Submitted to: Revista Brasileira de Sementes
Publication Type: Peer Reviewed Journal
Publication Acceptance Date: 12/1/2002
Publication Date: 4/1/2003
Citation: Menezes, C.C., Vantoai, T.T., Mcdonald, M.B., Sediyama, E.T. 2003. Sequence characterized amplified region (scar) technique used for variety discrimination in vinca (catharanthus rosues l.). Revista Brasileira de Sementes. 24:299-305.
Interpretive Summary: A large number of plant varieties are being developed and released that sometimes differ only in one single gene. Testing for genetic purity and variety discrimination is becoming a more difficult and complex task. The PCR-based Random Amplified Polymorphic DNA (RAPD) technique had led to a new generation of molecular marker-based genetic purity determination. The low stringency requirements of RAPD, however, can cause non- reproducible results. This paper reports the development of SCAR (Sequence Characterized Amplified Region) markers for varietal identification of vinca, an ornamental plant. The technique is reproducible and compatible with DNA isolated from dry seeds, a very important feature in improving the efficiency of a seed-quality evaluating program.
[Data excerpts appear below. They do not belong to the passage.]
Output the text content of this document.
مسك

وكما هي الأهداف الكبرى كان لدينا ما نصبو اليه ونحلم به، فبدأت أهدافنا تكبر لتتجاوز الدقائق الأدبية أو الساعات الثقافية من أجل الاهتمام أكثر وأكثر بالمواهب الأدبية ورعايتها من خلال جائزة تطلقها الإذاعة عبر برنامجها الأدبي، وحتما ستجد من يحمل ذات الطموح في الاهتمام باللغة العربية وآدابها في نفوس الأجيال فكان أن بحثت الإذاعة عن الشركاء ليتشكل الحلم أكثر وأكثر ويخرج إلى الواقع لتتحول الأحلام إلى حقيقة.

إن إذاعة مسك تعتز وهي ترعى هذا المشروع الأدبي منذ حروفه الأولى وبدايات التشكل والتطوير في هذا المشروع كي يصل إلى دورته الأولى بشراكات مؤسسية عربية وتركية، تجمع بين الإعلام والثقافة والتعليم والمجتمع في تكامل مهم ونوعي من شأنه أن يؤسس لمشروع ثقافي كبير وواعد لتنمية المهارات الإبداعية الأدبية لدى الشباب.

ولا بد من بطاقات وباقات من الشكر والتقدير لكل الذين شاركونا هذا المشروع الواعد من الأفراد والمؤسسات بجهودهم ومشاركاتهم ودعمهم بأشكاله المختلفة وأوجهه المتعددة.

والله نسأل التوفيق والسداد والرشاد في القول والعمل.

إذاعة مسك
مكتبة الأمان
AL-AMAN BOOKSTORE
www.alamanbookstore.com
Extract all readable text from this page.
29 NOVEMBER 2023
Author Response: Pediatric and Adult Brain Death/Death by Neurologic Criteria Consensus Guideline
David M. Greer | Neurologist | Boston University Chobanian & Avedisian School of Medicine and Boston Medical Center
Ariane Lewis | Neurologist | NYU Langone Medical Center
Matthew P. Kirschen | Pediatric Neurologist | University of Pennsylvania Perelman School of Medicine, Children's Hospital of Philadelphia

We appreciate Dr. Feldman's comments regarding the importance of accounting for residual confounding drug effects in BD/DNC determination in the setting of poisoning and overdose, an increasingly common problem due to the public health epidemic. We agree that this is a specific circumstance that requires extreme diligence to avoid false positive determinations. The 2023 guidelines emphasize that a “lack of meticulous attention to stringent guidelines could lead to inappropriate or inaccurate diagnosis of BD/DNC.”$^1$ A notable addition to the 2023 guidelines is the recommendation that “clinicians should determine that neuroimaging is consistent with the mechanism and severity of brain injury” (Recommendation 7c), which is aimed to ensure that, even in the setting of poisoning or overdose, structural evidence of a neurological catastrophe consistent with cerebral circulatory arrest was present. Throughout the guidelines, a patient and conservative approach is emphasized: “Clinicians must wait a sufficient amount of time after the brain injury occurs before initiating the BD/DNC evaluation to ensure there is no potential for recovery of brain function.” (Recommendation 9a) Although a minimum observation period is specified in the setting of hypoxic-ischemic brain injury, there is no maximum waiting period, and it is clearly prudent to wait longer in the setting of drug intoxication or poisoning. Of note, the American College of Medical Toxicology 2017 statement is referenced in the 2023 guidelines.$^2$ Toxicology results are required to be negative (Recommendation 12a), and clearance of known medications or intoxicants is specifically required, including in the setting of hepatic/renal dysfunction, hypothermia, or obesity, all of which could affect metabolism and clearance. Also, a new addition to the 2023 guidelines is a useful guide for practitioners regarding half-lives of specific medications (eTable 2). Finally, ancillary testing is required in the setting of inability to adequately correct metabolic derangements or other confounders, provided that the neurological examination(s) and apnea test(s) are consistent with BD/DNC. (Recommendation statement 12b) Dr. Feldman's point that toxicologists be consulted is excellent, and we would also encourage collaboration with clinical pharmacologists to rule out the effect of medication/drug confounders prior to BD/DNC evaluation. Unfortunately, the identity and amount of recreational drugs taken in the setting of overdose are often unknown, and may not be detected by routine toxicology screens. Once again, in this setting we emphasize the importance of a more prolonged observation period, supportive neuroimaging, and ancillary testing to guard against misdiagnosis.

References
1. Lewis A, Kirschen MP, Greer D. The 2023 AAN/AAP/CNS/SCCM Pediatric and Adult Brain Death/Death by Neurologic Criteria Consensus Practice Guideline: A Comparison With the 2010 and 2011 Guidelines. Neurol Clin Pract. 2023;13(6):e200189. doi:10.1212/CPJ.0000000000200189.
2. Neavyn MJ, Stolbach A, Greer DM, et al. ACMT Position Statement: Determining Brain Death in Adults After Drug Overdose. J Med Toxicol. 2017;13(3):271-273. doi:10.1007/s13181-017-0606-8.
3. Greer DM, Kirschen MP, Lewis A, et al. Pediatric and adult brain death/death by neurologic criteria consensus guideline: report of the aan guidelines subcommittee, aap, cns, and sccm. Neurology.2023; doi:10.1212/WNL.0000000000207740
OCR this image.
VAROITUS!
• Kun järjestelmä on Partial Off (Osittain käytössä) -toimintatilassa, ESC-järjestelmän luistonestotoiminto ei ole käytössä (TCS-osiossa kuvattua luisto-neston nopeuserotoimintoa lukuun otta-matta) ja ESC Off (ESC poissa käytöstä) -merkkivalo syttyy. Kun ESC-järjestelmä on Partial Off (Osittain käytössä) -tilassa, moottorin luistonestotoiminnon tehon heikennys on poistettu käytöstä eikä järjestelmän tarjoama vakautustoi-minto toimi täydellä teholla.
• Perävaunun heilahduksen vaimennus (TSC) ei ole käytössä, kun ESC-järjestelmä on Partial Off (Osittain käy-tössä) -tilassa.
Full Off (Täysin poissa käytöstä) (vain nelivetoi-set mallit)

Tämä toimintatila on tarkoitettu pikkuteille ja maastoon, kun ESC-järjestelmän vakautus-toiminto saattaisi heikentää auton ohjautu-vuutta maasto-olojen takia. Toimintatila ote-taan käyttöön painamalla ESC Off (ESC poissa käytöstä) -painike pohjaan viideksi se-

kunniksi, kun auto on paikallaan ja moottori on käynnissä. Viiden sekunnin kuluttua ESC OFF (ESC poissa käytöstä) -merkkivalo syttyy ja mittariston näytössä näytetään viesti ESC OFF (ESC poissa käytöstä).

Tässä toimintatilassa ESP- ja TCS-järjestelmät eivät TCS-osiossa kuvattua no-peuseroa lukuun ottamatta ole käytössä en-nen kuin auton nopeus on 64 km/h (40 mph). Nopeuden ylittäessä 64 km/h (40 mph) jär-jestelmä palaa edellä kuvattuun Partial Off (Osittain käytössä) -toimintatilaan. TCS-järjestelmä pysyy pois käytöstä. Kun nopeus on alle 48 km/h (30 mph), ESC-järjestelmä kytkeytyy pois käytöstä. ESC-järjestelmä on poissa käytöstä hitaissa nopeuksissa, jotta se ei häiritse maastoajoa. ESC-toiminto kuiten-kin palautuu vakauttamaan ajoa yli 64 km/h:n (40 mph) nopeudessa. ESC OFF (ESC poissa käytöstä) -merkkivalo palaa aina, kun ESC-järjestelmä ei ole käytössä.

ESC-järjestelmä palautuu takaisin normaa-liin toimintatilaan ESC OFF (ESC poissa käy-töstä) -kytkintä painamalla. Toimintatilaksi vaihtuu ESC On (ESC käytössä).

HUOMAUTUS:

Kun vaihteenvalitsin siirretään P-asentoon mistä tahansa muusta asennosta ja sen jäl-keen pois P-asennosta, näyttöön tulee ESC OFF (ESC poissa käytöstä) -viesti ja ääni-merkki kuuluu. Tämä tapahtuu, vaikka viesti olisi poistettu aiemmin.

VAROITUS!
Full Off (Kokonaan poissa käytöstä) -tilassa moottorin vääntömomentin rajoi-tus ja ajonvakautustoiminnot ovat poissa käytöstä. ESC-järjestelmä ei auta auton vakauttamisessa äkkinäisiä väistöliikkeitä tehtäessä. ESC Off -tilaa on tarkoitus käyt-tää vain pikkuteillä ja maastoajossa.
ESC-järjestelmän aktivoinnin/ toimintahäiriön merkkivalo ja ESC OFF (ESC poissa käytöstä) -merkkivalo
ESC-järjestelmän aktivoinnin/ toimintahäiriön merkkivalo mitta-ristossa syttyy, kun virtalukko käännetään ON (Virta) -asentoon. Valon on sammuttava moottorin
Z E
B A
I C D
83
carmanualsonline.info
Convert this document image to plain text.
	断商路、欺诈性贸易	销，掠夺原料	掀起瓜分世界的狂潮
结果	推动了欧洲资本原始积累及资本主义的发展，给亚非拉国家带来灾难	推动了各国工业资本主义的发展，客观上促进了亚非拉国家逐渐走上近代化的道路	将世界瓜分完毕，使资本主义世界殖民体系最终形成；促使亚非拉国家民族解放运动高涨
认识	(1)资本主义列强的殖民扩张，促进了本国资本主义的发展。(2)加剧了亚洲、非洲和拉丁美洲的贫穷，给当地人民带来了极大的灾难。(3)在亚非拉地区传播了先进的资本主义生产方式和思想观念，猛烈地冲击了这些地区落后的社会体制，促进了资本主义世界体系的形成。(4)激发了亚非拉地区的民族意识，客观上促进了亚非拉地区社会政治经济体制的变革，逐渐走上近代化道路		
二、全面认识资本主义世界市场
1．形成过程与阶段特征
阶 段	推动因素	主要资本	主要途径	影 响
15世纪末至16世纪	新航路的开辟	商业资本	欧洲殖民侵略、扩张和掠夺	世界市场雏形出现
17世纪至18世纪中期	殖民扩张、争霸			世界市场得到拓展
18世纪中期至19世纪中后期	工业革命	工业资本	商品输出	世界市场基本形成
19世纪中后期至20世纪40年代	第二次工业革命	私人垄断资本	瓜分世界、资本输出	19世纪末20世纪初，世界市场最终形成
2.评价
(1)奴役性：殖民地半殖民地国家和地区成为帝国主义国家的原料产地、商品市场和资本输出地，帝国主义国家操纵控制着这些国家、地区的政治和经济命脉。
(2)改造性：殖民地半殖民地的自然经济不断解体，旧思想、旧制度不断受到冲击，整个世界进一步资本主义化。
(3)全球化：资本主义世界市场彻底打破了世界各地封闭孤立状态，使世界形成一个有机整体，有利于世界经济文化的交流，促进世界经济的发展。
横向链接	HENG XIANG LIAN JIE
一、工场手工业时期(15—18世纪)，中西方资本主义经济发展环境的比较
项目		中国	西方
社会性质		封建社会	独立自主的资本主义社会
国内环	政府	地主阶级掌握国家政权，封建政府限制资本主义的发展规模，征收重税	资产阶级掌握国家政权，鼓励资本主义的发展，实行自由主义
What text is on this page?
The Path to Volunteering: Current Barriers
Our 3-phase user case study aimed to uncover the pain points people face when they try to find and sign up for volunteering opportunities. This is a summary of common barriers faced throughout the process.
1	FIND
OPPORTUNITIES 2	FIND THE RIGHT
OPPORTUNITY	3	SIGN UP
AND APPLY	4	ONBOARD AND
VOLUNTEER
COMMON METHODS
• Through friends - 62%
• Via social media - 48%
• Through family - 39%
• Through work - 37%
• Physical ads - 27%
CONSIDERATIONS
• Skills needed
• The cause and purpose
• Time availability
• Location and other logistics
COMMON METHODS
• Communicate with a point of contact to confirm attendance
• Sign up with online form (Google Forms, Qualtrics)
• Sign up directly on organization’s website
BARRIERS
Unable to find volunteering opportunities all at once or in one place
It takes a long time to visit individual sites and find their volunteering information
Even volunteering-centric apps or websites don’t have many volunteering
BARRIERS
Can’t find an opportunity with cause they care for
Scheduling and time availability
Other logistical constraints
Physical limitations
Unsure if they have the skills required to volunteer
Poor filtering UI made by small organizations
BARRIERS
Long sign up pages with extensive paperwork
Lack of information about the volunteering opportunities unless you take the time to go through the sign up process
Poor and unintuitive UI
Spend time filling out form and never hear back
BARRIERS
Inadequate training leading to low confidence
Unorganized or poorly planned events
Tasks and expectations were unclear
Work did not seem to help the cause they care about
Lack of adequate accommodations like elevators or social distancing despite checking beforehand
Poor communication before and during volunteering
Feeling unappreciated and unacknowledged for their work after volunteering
Technical Abstract: Sequence Characterized Amplified Region (SCAR) appears as a useful technique for seed genetic purity testing and variety discrimination, applicable to species in which other techniques have failed. In particular, this technique is very attractive with species in which RAPD results were not consistent. The RAPD polymorphic bands were cloned, sequenced and from the sequence information, primer pairs for normal PCR were developed. Since the probability of obtaining successful SCAR primers from RAPD polymorphic bands was about 50%, a larger number of RAPD polymorphic bands are needed to develop sufficient SCAR primers for varietal discrimination in vinca. In addition, the efficiency of the SCAR technique is strongly affected by the quality of DNA extracted from seeds. The SCAR banding patterns obtained from vinca seeds were consistent and repeatable making the results reliable for genetic purity testing and variety discrimination. The SCAR technique is simple, fast, and relatively inexpensive. It also allows the use of DNA extracted from dry seeds, a very important feature in improving the efficiency of a seed-quality evaluating program.